CHAPTER IV.

THE "MANUAL" AND "FRAGMENTS" OF EPICTETUS.

It is nearly certain that Epictetus never committed any of his doctrines to writing. Like his great exemplar. Socrates, he contented himself with oral instruction, and the bulk of what has come down to us in his name consists in the Discourses reproduced for us by his pupil Arrian. It was the ambition of Arrian "to be to Epictetus what Xenophon had been to Socrates," that is, to hand down to posterity a noble and faithful picture of the manner in which his master had lived and taught. With this view, he wrote four books on Epictetus,--a life, which is now unhappily lost; a book of conversation or "table talk," which is also lost; and two books which have come down to us, viz. the Discourses and the Manual. It is from these two invaluable books, and from a good many isolated fragments, that we are enabled to judge what was the practical morality of Stoicism, as expounded by the holy and upright slave.

The Manual is a kind of abstract of Epictetus's ethical principles, which, with many additional illustrations and with more expansion, are also explained in the Discourses. Both books were so popular that by their means Arrian first came into conspicuous notice, and ultimately attained the highest eminence and rank. The Manual was to antiquity what the Imitatio of Thomas à Kempis was to later times, and what Woodhead's Whole Duty of Man or Wilberforce's Practical View of Christianity have been to large sections of modern Englishmen. It was a clear, succinct, and practical statement of common daily duties, and the principles upon which they rest. Expressed in a manner entirely simple and unornate, its popularity was wholly due to the moral elevation of the thoughts which it expressed. Epictetus did not aim at style; his one aim was to excite his hearers to virtue, and Arrian tells us that in this endeavour he created a deep impression by his manner and voice. It is interesting to know that the Manual was widely accepted among Christians no less than among Pagans, and that, so late as the fifth century, paraphrases were written of it for Christian use. No systematic treatise of morals so simply beautiful was ever composed, and to this day the best Christian may study it, not with interest only, but with real advantage. It is like the voice of the Sybil, which, uttering things simple, and unperfumed, and unadorned, by God's grace reacheth through innumerable years. We proceed to give a short sketch of its contents.
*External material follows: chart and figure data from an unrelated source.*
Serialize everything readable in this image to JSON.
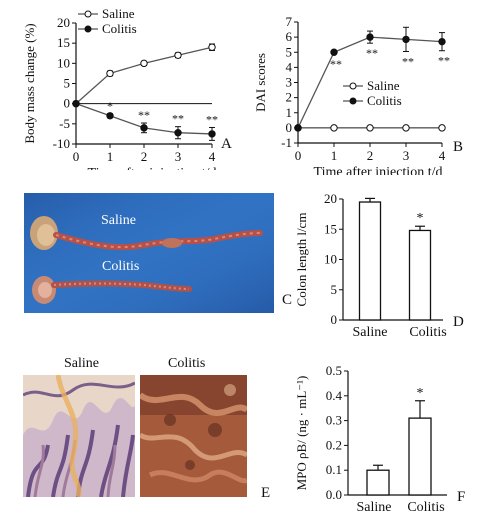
{
  "panels": {
    "A": "A",
    "B": "B",
    "C": "C",
    "D": "D",
    "E": "E",
    "F": "F"
  },
  "photo_labels": {
    "saline": "Saline",
    "colitis": "Colitis"
  },
  "hist_labels": {
    "saline": "Saline",
    "colitis": "Colitis"
  },
  "colors": {
    "line": "#555555",
    "marker_open": "#ffffff",
    "marker_filled": "#111111",
    "colon_bg": "#2f6fc0",
    "colon_tissue": "#b8504a",
    "hist_saline_bg": "#e8d7c8",
    "hist_saline_tissue": "#7b5f8a",
    "hist_colitis": "#a55a3c"
  },
  "chart_data": [
    {
      "id": "A",
      "type": "line",
      "x": [
        0,
        1,
        2,
        3,
        4
      ],
      "xlabel": "Time after injection t/d",
      "ylabel": "Body mass change (%)",
      "xlim": [
        0,
        4
      ],
      "ylim": [
        -10,
        20
      ],
      "xticks": [
        "0",
        "1",
        "2",
        "3",
        "4"
      ],
      "yticks": [
        "-10",
        "-5",
        "0",
        "5",
        "10",
        "15",
        "20"
      ],
      "yticks_values": [
        -10,
        -5,
        0,
        5,
        10,
        15,
        20
      ],
      "legend_position": "top-left",
      "series": [
        {
          "name": "Saline",
          "marker": "open",
          "values": [
            0,
            7.5,
            10,
            12,
            14
          ],
          "err": [
            0,
            0.6,
            0.5,
            0.6,
            0.8
          ]
        },
        {
          "name": "Colitis",
          "marker": "filled",
          "values": [
            0,
            -3,
            -6,
            -7.2,
            -7.5
          ],
          "err": [
            0,
            0.5,
            1.2,
            1.5,
            1.6
          ]
        }
      ],
      "annotations": [
        {
          "x": 1,
          "text": "*"
        },
        {
          "x": 2,
          "text": "**"
        },
        {
          "x": 3,
          "text": "**"
        },
        {
          "x": 4,
          "text": "**"
        }
      ]
    },
    {
      "id": "B",
      "type": "line",
      "x": [
        0,
        1,
        2,
        3,
        4
      ],
      "xlabel": "Time after injection t/d",
      "ylabel": "DAI scores",
      "xlim": [
        0,
        4
      ],
      "ylim": [
        -1,
        7
      ],
      "xticks": [
        "0",
        "1",
        "2",
        "3",
        "4"
      ],
      "yticks": [
        "-1",
        "0",
        "1",
        "2",
        "3",
        "4",
        "5",
        "6",
        "7"
      ],
      "yticks_values": [
        -1,
        0,
        1,
        2,
        3,
        4,
        5,
        6,
        7
      ],
      "legend_position": "center-right",
      "series": [
        {
          "name": "Saline",
          "marker": "open",
          "values": [
            0,
            0,
            0,
            0,
            0
          ],
          "err": [
            0,
            0,
            0,
            0,
            0
          ]
        },
        {
          "name": "Colitis",
          "marker": "filled",
          "values": [
            0,
            5,
            6,
            5.85,
            5.7
          ],
          "err": [
            0,
            0.1,
            0.4,
            0.8,
            0.6
          ]
        }
      ],
      "annotations": [
        {
          "x": 1,
          "text": "**"
        },
        {
          "x": 2,
          "text": "**"
        },
        {
          "x": 3,
          "text": "**"
        },
        {
          "x": 4,
          "text": "**"
        }
      ]
    },
    {
      "id": "D",
      "type": "bar",
      "categories": [
        "Saline",
        "Colitis"
      ],
      "values": [
        19.5,
        14.8
      ],
      "err": [
        0.6,
        0.7
      ],
      "ylabel": "Colon length l/cm",
      "ylim": [
        0,
        20
      ],
      "yticks": [
        "0",
        "5",
        "10",
        "15",
        "20"
      ],
      "yticks_values": [
        0,
        5,
        10,
        15,
        20
      ],
      "annotations": [
        {
          "category": "Colitis",
          "text": "*"
        }
      ]
    },
    {
      "id": "F",
      "type": "bar",
      "categories": [
        "Saline",
        "Colitis"
      ],
      "values": [
        0.1,
        0.31
      ],
      "err": [
        0.02,
        0.07
      ],
      "ylabel": "MPO ρB/ (ng · mL⁻¹)",
      "ylim": [
        0,
        0.5
      ],
      "yticks": [
        "0.0",
        "0.1",
        "0.2",
        "0.3",
        "0.4",
        "0.5"
      ],
      "yticks_values": [
        0,
        0.1,
        0.2,
        0.3,
        0.4,
        0.5
      ],
      "annotations": [
        {
          "category": "Colitis",
          "text": "*"
        }
      ]
    }
  ]
}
Epictetus began by laying down the broad comprehensive statement that there are some things which are in our power, and depend upon ourselves; other things which are beyond our power, and wholly independent of us. The things which are in our power are our opinions, our aims, our desires, our aversions--in a word, our actions. The things beyond our power are bodily accidents, possessions, fame, rank, and whatever lies beyond the sphere of our actions. To the former of these classes of things our whole attention must be confined. In that region we may be noble, unperturbed, and free; in the other we shall be dependent, frustrated, querulous, miserable. Both classes cannot be successfully attended to; they are antagonistic, antipathetic; we cannot serve God and Mammon.

Now, if we take a right view of all these things which in no way depend on ourselves we shall regard them as mere semblances--as shadows which are to be distinguished from the true substance. We shall not look upon them as fit subjects for aversion or desire. Sin and cruelty, and falsehood we may hate, because we can avoid them if we will; but we must look upon sickness, and poverty, and death as things which are not fit subjects for our avoidance, because they lie wholly beyond our control.

This, then,--endurance of the inevitable, avoidance of the evil--is the keynote of the Epictetean philosophy. It has been summed up in the three words, [Greek: Anechou kai apechou], "sustine et abstine," "Bear and forbear,"--bear whatever God assigns to you, abstain from that which He forbids.

The earlier part of the Manual is devoted to practical advice which may enable men to endure nobly. For instance, "If there be anything," says Epictetus, "which you highly value or tenderly love, estimate at the same time its true nature. Is it some possession? remember that it may be destroyed. Is it wife or child? remember that they may die." "Death," says an epitaph in Chester Cathedral--

"Death, the great monitor, comes oft to prove,
'Tis dust we dote on, when 'tis man we love."